Explicaria a mocinha que coisas como estas são oferecidas a nós de espontânea vontade pelo outro, ou se é amado, ou não. Ou somos importantes e queridos, ou não. E nem podemos culpar o outro por não nos achar importante. Conosco é da mesma forma, quantas vezes pensamos naquela pessoa magnífica que arrasta um bonde por nossa causa e desejamos gostar dela à mesma proporção? Quantas vezes nos envolvemos com pessoas que sabemos ser perfeitas para nossas vidas mas não conseguimos amá-las como elas merecem? Coisas como estas são, ou não são. Não se pede. Não se suplica. E se fosse ao contrário? Se ela não o achasse a pessoa mais importante da vida dela, conseguiria forçar seu coração, seus sentimentos? Não sou muito fã de Clarice, mas concordo sempre que me dizem que a mulher entendia das coisas do coração. Quando ela disse que "o amor nasce, ou não, espontaneamente, mas nunca por força de imposição" ela resumiu muito bem tudo o que eu gostaria de dizer àquela pobre moça do ponto de ônibus. Eu só acrescentaria que não só o amor, mas sentimentos como o bem querer e valores como o respeito, também não são impostos ou induzidos...

Sentimentos são como a fome: ou temos, ou não. Não há um meio - pelo menos eu desconheço - de induzir o ser humano à fome. Para outras coisas têm-se remédios: para induzir ao sono, para induzir à tranquilidade. Infelizmente para nossa amiga, não inventaram nenhum remédio ou poção que possa induzir à reciprocidade aquele a quem tanto quer bem.

Se eu fosse a sua confidente, lhe daria o mesmo conselho que repito a mim mesma tantas vezes. A vida é feita - toda ela - de escolhas. Ela tem a faca e o queijo na mão. Pode escolher entre partir em busca de um novo amor, alguém que talvez lhe ofereça um pouco mais ou pode aprender a viver com o que este moço displicente pode lhe oferecer. Sim, veja bem, eu disse "pode" e não "quer". Porque temos que entender de uma vez por todas que o amor não é só aquilo que estamos habituados a oferecer ao outro. O outro tem sua própria maneira de sentir e demonstrar seus sentimentos. A escolha é sempre nossa. Podemos buscar algo que nos faça ainda mais feliz ou permanecer e aprender a lidar com as incapacidades de quem está ao nosso lado.

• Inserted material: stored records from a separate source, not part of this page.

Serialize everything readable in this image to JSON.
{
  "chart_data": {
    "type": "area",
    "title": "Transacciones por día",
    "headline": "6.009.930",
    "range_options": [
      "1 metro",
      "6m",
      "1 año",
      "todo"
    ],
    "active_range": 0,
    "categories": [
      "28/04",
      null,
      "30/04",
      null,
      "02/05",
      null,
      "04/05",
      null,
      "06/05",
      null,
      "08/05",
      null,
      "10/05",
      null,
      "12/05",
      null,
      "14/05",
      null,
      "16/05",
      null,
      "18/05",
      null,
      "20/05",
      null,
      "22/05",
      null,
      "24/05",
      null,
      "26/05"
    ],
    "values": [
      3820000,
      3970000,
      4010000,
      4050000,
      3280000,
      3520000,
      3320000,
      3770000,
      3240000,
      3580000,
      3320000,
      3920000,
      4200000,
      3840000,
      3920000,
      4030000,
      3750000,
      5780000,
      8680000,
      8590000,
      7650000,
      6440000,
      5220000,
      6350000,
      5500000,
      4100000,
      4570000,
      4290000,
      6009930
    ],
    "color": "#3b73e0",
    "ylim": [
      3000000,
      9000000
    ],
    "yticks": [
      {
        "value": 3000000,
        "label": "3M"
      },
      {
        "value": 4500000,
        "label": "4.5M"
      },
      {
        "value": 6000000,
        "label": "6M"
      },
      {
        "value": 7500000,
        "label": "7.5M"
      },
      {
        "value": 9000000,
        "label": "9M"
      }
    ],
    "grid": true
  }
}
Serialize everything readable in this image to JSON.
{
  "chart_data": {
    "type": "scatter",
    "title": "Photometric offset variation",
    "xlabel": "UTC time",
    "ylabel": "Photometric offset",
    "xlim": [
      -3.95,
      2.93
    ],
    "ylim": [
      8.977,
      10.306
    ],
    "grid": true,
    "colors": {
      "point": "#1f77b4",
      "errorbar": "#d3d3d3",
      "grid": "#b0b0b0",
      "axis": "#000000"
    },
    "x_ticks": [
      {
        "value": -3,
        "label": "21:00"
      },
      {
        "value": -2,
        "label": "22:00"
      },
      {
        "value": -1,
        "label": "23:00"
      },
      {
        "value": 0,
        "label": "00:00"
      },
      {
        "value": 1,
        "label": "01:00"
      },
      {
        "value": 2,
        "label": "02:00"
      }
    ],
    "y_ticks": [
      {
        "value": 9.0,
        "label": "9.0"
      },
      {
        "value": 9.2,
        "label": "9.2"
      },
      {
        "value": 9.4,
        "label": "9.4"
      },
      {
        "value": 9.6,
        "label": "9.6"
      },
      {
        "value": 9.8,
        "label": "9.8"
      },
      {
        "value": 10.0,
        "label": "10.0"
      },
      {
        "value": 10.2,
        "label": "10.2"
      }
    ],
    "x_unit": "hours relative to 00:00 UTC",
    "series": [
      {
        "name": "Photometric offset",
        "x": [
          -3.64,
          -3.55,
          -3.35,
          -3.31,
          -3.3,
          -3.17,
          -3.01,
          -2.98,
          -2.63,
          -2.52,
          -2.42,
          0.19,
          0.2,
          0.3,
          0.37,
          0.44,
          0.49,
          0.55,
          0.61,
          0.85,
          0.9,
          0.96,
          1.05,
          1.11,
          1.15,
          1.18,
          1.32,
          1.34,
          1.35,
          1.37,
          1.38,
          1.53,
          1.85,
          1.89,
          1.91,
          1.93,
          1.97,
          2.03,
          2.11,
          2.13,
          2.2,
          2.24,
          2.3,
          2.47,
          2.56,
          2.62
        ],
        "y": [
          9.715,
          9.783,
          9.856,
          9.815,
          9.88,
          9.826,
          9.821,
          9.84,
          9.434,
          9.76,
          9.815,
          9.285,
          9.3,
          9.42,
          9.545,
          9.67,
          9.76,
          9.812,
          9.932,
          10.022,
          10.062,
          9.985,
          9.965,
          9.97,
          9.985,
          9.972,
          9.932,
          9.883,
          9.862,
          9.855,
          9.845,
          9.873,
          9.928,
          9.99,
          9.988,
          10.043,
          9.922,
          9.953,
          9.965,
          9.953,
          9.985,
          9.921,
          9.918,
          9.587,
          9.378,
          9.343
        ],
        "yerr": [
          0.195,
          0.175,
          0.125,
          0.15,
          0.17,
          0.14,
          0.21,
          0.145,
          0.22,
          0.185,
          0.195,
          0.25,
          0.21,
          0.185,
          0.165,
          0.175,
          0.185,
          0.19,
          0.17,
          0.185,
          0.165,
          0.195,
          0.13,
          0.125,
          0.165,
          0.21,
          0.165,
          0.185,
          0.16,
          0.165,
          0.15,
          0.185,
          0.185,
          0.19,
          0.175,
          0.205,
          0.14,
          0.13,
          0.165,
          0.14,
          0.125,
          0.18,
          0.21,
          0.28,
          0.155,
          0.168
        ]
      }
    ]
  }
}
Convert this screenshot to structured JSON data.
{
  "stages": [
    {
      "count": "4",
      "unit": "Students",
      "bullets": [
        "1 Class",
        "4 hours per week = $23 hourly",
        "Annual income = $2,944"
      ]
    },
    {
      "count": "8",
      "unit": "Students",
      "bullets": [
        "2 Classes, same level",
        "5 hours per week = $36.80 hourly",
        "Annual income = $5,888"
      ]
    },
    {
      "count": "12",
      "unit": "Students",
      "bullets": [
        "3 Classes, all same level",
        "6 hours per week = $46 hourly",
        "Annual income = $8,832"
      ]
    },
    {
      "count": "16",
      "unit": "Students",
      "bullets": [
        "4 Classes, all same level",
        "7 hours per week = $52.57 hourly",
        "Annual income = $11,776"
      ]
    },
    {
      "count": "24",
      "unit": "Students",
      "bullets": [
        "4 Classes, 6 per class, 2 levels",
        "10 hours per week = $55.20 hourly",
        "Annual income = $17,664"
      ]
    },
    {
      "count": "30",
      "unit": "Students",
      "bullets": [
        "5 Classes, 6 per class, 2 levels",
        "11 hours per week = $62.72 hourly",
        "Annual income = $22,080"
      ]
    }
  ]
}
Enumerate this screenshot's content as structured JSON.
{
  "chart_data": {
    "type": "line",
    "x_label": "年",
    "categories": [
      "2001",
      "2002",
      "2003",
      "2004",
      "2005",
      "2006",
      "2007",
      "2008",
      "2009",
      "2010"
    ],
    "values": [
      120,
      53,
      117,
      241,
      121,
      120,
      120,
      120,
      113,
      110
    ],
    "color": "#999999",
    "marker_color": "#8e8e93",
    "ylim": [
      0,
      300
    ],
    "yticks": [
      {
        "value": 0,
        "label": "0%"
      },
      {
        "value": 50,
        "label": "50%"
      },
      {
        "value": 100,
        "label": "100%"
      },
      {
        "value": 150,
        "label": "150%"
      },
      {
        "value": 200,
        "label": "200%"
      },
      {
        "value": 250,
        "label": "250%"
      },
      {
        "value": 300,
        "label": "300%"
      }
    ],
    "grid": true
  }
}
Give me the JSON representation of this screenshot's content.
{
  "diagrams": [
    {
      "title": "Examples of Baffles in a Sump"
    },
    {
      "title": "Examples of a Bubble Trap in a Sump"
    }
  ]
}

É importante colocarmos em nossas cabeças que quando se trata de sentimentos, nunca é culpa de ninguém se não há reciprocidade. Ninguém é culpado por amar enlouquecidamente, assim como não podemos culpar o outro por não amar... Nem tudo é questão de escolha. Ao menos até inventarem as sonhadas pílulas da reciprocidade. Aí, quando isto acontecer, vai ser moleza!! Será?